Do: Score each trait in a separate LLM call rather than asking for all traits simultaneously.
Avoid: Treating ordinal scores as nominal categories in supervised models. Standard cross-entropy discards the ordering information that is central to rubric-based scoring.
Avoid: Interpreting LLM confidence values as calibrated probabilities. Use them only as triage flags (e.g., route low-confidence cases to human review).
Avoid: Using temperature=0 for LLM scoring.
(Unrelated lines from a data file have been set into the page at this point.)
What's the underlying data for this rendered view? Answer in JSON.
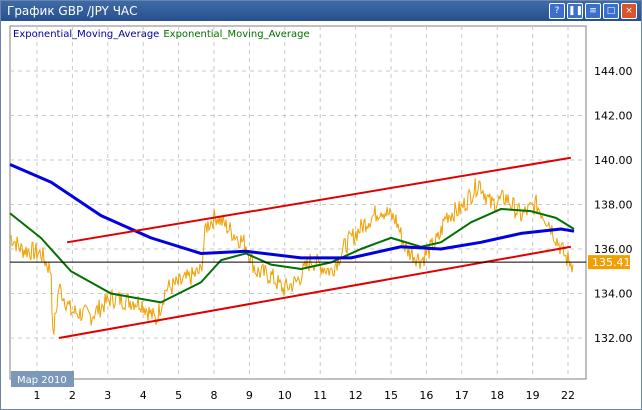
{
  "window": {
    "title": "График GBP /JPY  ЧАС",
    "buttons": [
      {
        "name": "help",
        "glyph": "?"
      },
      {
        "name": "pause",
        "glyph": "❚❚"
      },
      {
        "name": "menu",
        "glyph": "≡"
      },
      {
        "name": "maximize",
        "glyph": "□"
      },
      {
        "name": "close",
        "glyph": "×"
      }
    ]
  },
  "chart_data": {
    "type": "line",
    "legend": [
      {
        "text": "Exponential_Moving_Average",
        "color": "#00009c"
      },
      {
        "text": "Exponential_Moving_Average",
        "color": "#007000"
      }
    ],
    "period_label": "Мар 2010",
    "x_ticks": [
      "1",
      "2",
      "3",
      "4",
      "5",
      "8",
      "9",
      "10",
      "11",
      "12",
      "15",
      "16",
      "17",
      "18",
      "19",
      "22"
    ],
    "y_ticks": [
      132,
      134,
      136,
      138,
      140,
      142,
      144
    ],
    "ylim": [
      131,
      146
    ],
    "current_price": "135.41",
    "current_value": 135.41,
    "colors": {
      "price": "#f0a000",
      "ema_blue": "#0000e0",
      "ema_green": "#007000",
      "channel": "#e00000",
      "grid": "#c8c8c8"
    },
    "price": [
      [
        -0.76,
        136.6
      ],
      [
        -0.45,
        136.0
      ],
      [
        0.11,
        135.8
      ],
      [
        0.4,
        135.0
      ],
      [
        0.45,
        132.0
      ],
      [
        0.62,
        134.3
      ],
      [
        0.96,
        133.2
      ],
      [
        1.53,
        133.0
      ],
      [
        2.09,
        133.8
      ],
      [
        2.94,
        133.6
      ],
      [
        3.36,
        132.8
      ],
      [
        3.64,
        134.2
      ],
      [
        4.07,
        134.5
      ],
      [
        4.63,
        135.0
      ],
      [
        4.77,
        137.0
      ],
      [
        5.06,
        137.5
      ],
      [
        5.48,
        136.8
      ],
      [
        5.9,
        136.2
      ],
      [
        6.19,
        135.0
      ],
      [
        6.61,
        134.8
      ],
      [
        6.95,
        134.2
      ],
      [
        7.32,
        134.5
      ],
      [
        7.74,
        135.5
      ],
      [
        8.31,
        135.0
      ],
      [
        8.73,
        136.2
      ],
      [
        9.29,
        137.2
      ],
      [
        9.72,
        137.8
      ],
      [
        10.14,
        137.3
      ],
      [
        10.42,
        136.0
      ],
      [
        10.85,
        135.5
      ],
      [
        11.36,
        136.5
      ],
      [
        11.55,
        137.5
      ],
      [
        11.98,
        137.8
      ],
      [
        12.49,
        139.0
      ],
      [
        12.82,
        138.0
      ],
      [
        13.25,
        138.3
      ],
      [
        13.67,
        137.5
      ],
      [
        14.1,
        138.0
      ],
      [
        14.46,
        137.2
      ],
      [
        14.66,
        136.5
      ],
      [
        14.94,
        135.6
      ],
      [
        15.14,
        135.3
      ]
    ],
    "ema_blue": [
      [
        -0.76,
        139.8
      ],
      [
        0.4,
        139.0
      ],
      [
        1.81,
        137.5
      ],
      [
        3.22,
        136.5
      ],
      [
        4.63,
        135.8
      ],
      [
        5.9,
        135.9
      ],
      [
        7.46,
        135.6
      ],
      [
        8.87,
        135.6
      ],
      [
        10.28,
        136.1
      ],
      [
        11.41,
        136.0
      ],
      [
        12.54,
        136.3
      ],
      [
        13.67,
        136.7
      ],
      [
        14.8,
        136.9
      ],
      [
        15.17,
        136.8
      ]
    ],
    "ema_green": [
      [
        -0.76,
        137.6
      ],
      [
        0.11,
        136.5
      ],
      [
        0.96,
        135.0
      ],
      [
        2.09,
        134.0
      ],
      [
        3.5,
        133.6
      ],
      [
        4.63,
        134.5
      ],
      [
        5.2,
        135.5
      ],
      [
        5.9,
        135.8
      ],
      [
        6.61,
        135.3
      ],
      [
        7.46,
        135.1
      ],
      [
        8.31,
        135.4
      ],
      [
        9.15,
        136.0
      ],
      [
        10.0,
        136.5
      ],
      [
        10.85,
        136.1
      ],
      [
        11.41,
        136.3
      ],
      [
        12.26,
        137.2
      ],
      [
        13.11,
        137.8
      ],
      [
        13.95,
        137.7
      ],
      [
        14.66,
        137.4
      ],
      [
        15.17,
        136.9
      ]
    ],
    "channel_upper": [
      [
        0.85,
        136.3
      ],
      [
        15.08,
        140.1
      ]
    ],
    "channel_lower": [
      [
        0.62,
        132.0
      ],
      [
        15.08,
        136.1
      ]
    ]
  }
}
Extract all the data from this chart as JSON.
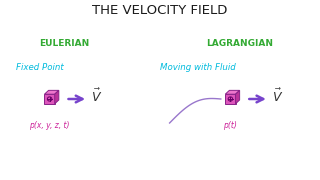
{
  "title": "THE VELOCITY FIELD",
  "title_color": "#1a1a1a",
  "title_fontsize": 9.5,
  "eulerian_label": "EULERIAN",
  "lagrangian_label": "LAGRANGIAN",
  "section_color": "#33aa33",
  "fixed_point_label": "Fixed Point",
  "moving_label": "Moving with Fluid",
  "sub_label_color": "#00bbdd",
  "p_eulerian": "p(x, y, z, t)",
  "p_lagrangian": "p(t)",
  "p_color": "#cc2299",
  "background_color": "#ffffff",
  "cube_front_color": "#dd55bb",
  "cube_top_color": "#ee77cc",
  "cube_right_color": "#bb3399",
  "cube_edge_color": "#882288",
  "arrow_color": "#7744cc",
  "v_color": "#333333",
  "curve_color": "#9977cc"
}
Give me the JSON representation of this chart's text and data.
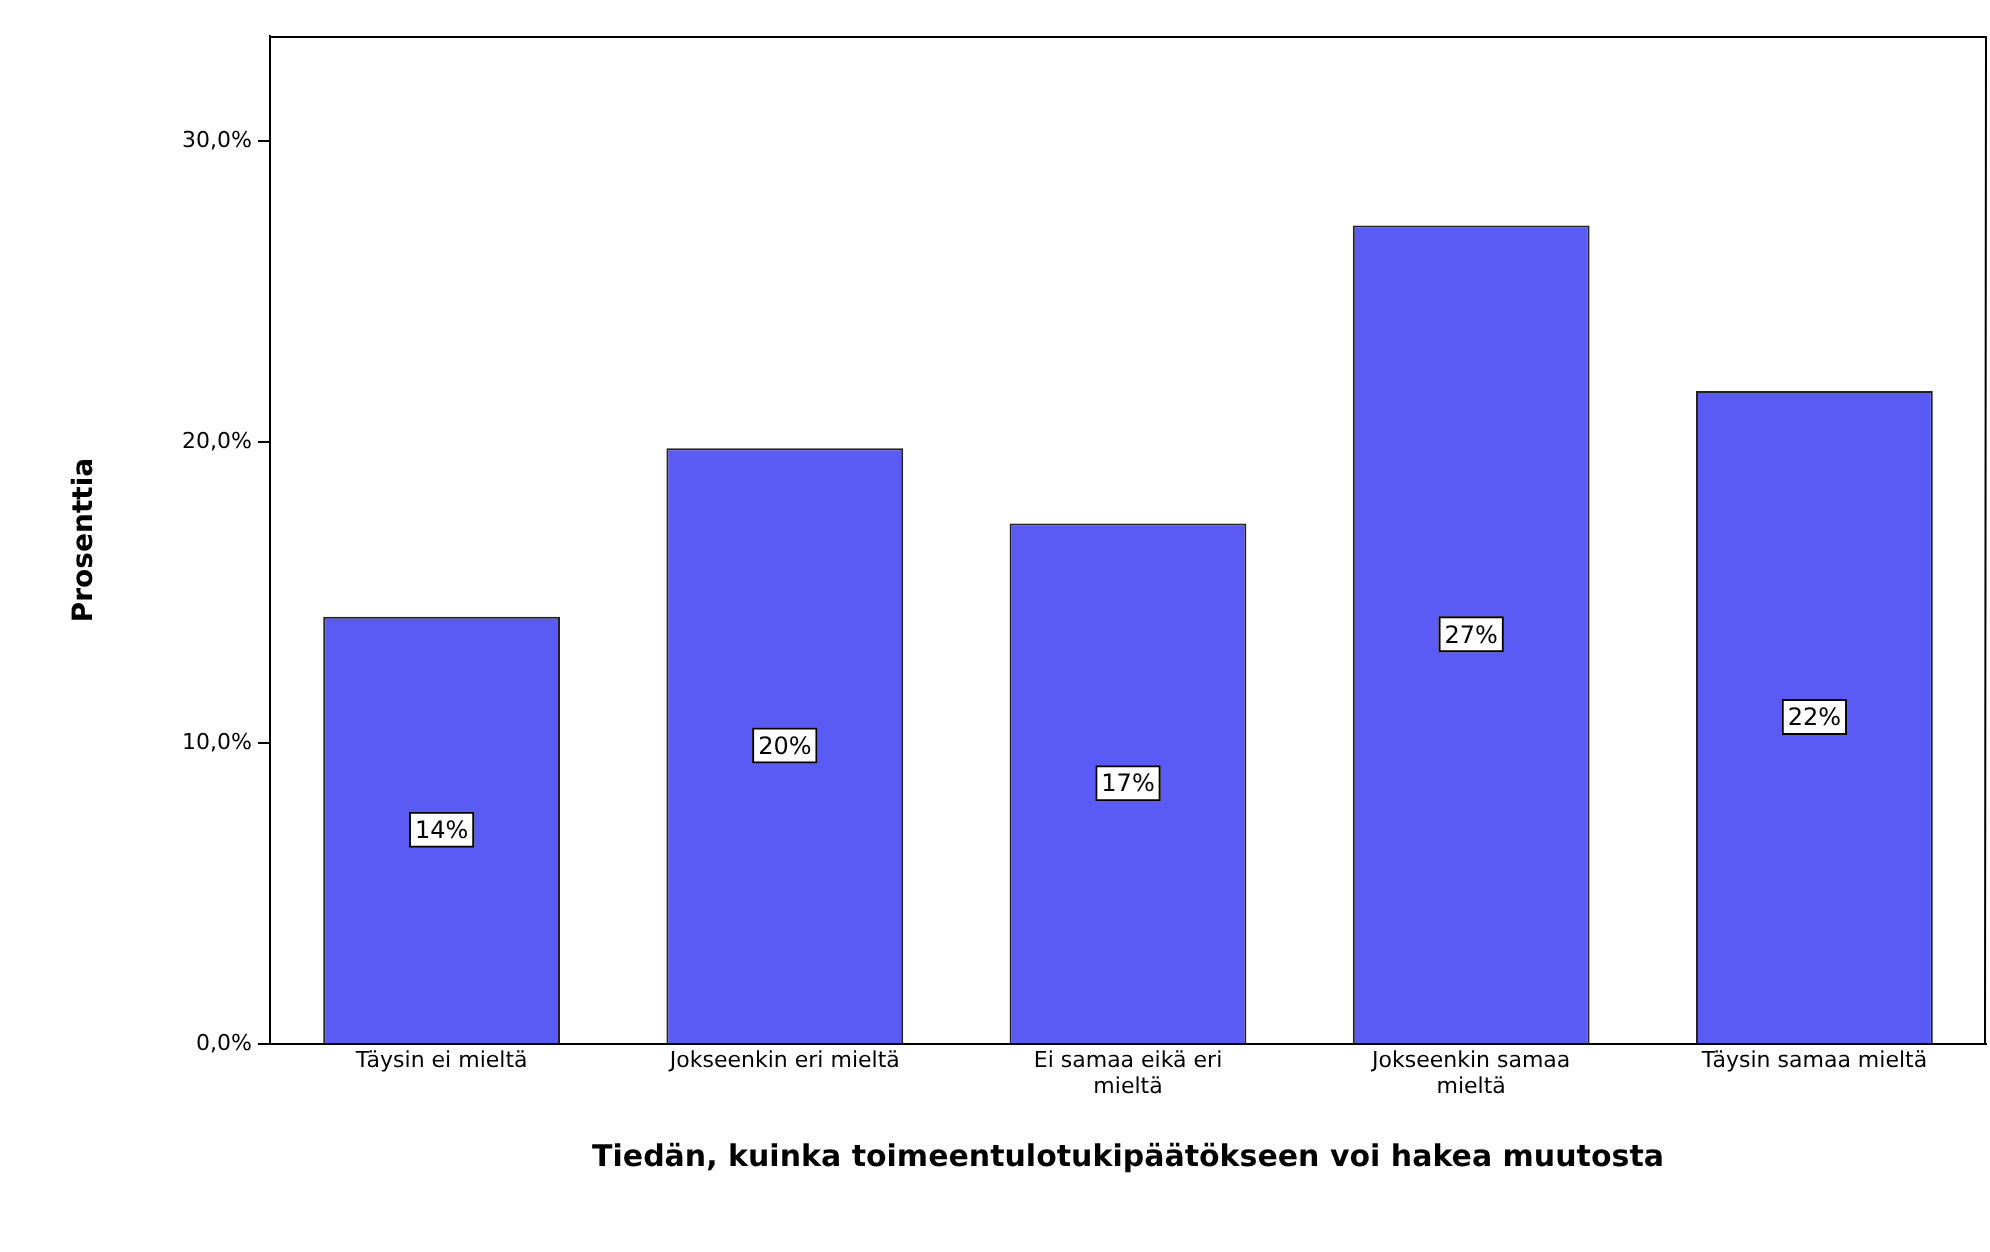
{
  "chart_data": {
    "type": "bar",
    "xlabel": "Tiedän, kuinka toimeentulotukipäätökseen voi hakea muutosta",
    "ylabel": "Prosenttia",
    "categories": [
      "Täysin ei mieltä",
      "Jokseenkin eri mieltä",
      "Ei samaa eikä eri mieltä",
      "Jokseenkin samaa mieltä",
      "Täysin samaa mieltä"
    ],
    "values": [
      14.2,
      19.8,
      17.3,
      27.2,
      21.7
    ],
    "value_labels": [
      "14%",
      "20%",
      "17%",
      "27%",
      "22%"
    ],
    "color": "#5a5af5",
    "ylim": [
      0,
      33.5
    ],
    "yticks": [
      {
        "value": 0,
        "label": "0,0%"
      },
      {
        "value": 10,
        "label": "10,0%"
      },
      {
        "value": 20,
        "label": "20,0%"
      },
      {
        "value": 30,
        "label": "30,0%"
      }
    ],
    "grid": false,
    "legend": false
  }
}
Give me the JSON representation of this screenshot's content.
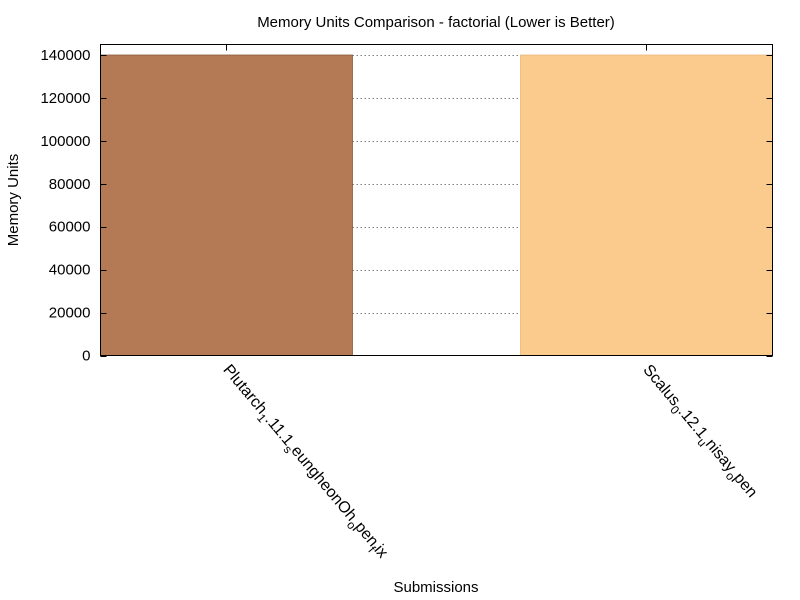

The paper uses temperature=0.8 and averages across runs to get more stable estimates.

Error Handling

Malformed JSON output: Wrap LLM calls in a retry loop (max 3 attempts). If the model still fails, extract the score via regex fallback on the raw text.
All predictions collapse to one class: Check per-threshold class weights in CORAL. Extreme imbalance (>10:1) may require oversampling the minority class or adjusting the weight computation.
QWK near zero or negative: Verify label encoding matches the ordinal scale (0-indexed vs 1-indexed). Ensure the monotonicity constraint c2 >= c1 is enforced during threshold grid search.
Score distribution mismatch: If the model systematically over- or under-scores a trait, recalibrate thresholds on a held-out calibration set. For LLM scoring, revise the exemplar for the under-represented level.
Context window overflow: With in-context exemplars, long essays may exceed the context limit. Truncate essays to the first 4096 tokens (BigBird's limit) or summarize before scoring.

Limitations

The ASAP++ results are on English argumentative essays from 13-year-old students. Performance on other genres (narrative, expository), languages, or age groups is untested.
LLM-based scoring (QWK ~0.49 for Content with Ministral-3) lags behind the supervised CORAL approach (QWK ~0.59) and both lag behind human inter-rater agreement on some traits.
Sentence Fluency and Conventions are the hardest traits to score automatically (QWK 0.47-0.48 even for the best model), likely because they depend on subtle linguistic patterns.
The 3-level collapsed scale is more reliable but less granular. Applications requiring fine-grained distinctions (e.g., percentile ranking) may need the full scale with proportionally more training data.
CORAL requires labeled training data with human-assigned ordinal scores per trait, which is expensive to collect for new domains.

Reference

Paper: Beyond Holistic Scores: Automatic Trait-Based Quality Scoring of Argumentative Essays (Favero et al., 2026). Focus on Section 3 for the CORAL formulation, Section 4 for prompt design, and Table 1 for per-trait QWK results across all methods.